With a wait list of more than 90,000 people, most Americans wait three to five years for a donation.

Symaria ended up donating six organs and has saved five lives including her father’s, according to the hospital. Another recipient was a young girl.

“In making that decision, her body was that — just a body,” Martin explained Tuesday, seated next to Glenn on the couch in the same T-shirt, wiping away tears. “You know, she had went on to heaven at that point, so why not? Why not save somebody else’s child? Somebody else’s life?”

Doctors had to run tests to see if Glenn and his daughter were compatible, said Dr. Edson Franco, the surgical director of the Memorial Regional Pancreas Transplant Program.

The chances of compatibility are about 50 percent between parents and children, according to the  National Kidney Foundation. But the specific circumstances surrounding Symaria’s donation are very rare, Franco

Knowing that Symaria loved to make her parents bracelets, when the hospital staff got the call that she and her father were a match, they gave him the bracelet to share the news. Glenn was able to have the surgery through Memori-al’s  Transplant Institute, the only center in Broward County that offers kidney and heart transplants, and to attend his daughter’s funeral. He returned to the hospital the following Monday.

‘Bittersweet gift’

Dr.  Linda Chen, the surgical director of the Living Donor & Pediatric Abdominal Transplant Program, described Symaria’s kidney as a “bittersweet gift.”

“She’s continuing her journey through her dad,” Chen said.
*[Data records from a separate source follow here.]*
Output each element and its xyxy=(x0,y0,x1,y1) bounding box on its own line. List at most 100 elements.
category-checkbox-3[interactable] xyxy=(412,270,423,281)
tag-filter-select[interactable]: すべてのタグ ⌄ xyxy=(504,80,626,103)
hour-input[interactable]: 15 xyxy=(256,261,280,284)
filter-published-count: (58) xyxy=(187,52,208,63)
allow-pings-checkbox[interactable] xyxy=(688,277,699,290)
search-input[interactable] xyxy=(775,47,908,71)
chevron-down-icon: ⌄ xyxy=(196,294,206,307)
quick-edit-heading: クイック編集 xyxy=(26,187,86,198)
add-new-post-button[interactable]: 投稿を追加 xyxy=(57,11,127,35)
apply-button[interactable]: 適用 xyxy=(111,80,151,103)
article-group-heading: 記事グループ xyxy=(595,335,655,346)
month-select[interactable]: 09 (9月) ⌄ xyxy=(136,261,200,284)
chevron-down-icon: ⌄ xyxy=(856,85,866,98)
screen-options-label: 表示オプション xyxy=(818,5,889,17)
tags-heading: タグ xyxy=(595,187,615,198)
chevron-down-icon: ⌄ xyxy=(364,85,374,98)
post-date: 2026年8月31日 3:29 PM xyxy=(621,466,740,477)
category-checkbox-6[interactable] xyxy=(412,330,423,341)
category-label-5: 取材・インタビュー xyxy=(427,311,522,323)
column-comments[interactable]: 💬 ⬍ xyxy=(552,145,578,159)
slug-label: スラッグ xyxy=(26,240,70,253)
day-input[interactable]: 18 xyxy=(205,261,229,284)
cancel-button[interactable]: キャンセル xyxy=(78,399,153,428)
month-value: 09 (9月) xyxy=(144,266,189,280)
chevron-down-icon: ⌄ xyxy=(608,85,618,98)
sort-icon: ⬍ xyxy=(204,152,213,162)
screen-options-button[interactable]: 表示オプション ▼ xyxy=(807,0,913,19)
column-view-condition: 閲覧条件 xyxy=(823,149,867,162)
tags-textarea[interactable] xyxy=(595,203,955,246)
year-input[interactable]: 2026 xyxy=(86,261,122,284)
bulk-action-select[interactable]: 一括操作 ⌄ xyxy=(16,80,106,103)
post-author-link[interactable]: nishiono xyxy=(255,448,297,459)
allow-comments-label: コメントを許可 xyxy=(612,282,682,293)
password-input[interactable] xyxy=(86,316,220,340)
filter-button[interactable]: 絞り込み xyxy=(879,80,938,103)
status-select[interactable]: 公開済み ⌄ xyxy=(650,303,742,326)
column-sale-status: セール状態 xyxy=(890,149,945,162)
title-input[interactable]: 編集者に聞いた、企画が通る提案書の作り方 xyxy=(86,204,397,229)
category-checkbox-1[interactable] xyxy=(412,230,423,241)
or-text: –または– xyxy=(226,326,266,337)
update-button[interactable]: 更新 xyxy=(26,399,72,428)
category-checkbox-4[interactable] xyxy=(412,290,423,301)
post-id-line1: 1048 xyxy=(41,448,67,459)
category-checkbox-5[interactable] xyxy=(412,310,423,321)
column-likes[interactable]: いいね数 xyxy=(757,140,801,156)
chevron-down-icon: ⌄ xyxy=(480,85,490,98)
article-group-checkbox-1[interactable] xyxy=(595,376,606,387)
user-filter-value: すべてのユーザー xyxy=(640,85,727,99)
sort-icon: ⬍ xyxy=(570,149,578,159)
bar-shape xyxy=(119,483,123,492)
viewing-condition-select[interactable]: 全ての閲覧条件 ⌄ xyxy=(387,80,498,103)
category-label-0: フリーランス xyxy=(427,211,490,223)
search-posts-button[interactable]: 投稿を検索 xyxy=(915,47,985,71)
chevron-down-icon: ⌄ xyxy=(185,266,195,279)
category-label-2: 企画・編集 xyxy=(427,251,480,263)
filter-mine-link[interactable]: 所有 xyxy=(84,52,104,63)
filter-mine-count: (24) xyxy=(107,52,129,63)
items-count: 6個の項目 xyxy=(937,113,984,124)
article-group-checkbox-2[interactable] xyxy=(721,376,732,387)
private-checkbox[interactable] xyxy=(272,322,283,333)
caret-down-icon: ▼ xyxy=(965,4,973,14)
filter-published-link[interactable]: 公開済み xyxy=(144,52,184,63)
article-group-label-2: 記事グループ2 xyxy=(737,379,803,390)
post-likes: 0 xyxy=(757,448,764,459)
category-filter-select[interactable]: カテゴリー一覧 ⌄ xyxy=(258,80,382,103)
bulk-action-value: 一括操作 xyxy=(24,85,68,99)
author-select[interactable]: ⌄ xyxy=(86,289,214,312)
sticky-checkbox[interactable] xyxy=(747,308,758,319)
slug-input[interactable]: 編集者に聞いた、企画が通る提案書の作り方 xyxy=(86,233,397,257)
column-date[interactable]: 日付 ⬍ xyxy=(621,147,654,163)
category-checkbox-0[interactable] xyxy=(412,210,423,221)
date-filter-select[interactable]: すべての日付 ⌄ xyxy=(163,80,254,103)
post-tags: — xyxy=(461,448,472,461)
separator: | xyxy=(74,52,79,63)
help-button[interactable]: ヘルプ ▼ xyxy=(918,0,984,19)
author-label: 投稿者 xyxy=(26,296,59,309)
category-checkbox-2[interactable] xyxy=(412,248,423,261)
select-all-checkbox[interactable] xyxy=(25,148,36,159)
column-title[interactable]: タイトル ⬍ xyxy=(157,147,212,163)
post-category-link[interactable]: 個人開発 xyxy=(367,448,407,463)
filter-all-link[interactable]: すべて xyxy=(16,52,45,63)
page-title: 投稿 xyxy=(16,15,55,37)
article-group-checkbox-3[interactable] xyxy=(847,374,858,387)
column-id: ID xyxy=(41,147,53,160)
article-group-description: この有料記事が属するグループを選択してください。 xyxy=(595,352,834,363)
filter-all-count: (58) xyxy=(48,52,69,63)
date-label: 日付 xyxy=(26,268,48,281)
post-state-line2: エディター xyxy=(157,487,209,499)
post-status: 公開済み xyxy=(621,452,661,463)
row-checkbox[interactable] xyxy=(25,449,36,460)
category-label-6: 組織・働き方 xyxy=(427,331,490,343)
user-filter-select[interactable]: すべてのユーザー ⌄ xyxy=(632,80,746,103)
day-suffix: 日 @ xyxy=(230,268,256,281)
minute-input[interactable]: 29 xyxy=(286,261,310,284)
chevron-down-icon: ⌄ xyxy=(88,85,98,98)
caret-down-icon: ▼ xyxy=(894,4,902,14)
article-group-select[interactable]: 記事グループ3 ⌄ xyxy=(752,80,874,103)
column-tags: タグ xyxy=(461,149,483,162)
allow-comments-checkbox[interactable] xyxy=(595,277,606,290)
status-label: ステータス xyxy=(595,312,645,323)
Despite the good that has come out of the tragedy, Mar- tin still struggles with the same question, “but God, why?”

“Accepting it is a lifelong journey,” she said. “But I know it in my heart. He allowed me to be her mother and I’m honored, blessed to be her mother. But she’s God’s child first, so she gets to save lives. She gets to save her dad’s life, and she gets to be home with him.”

Two months later, with Symaria’s kidney inside of him, Glenn still hasn’t fully processed losing her. He tries to keep busy so he doesn’t have to be alone. But “physically, I’m great,” he said. It’s still a battle to try to keep his levels right, and he often returns for doctor’s appointments if something is off.

But he didn’t seem worried.

“I know this kidney won’t fail,” Glenn said. “I know it won’t.”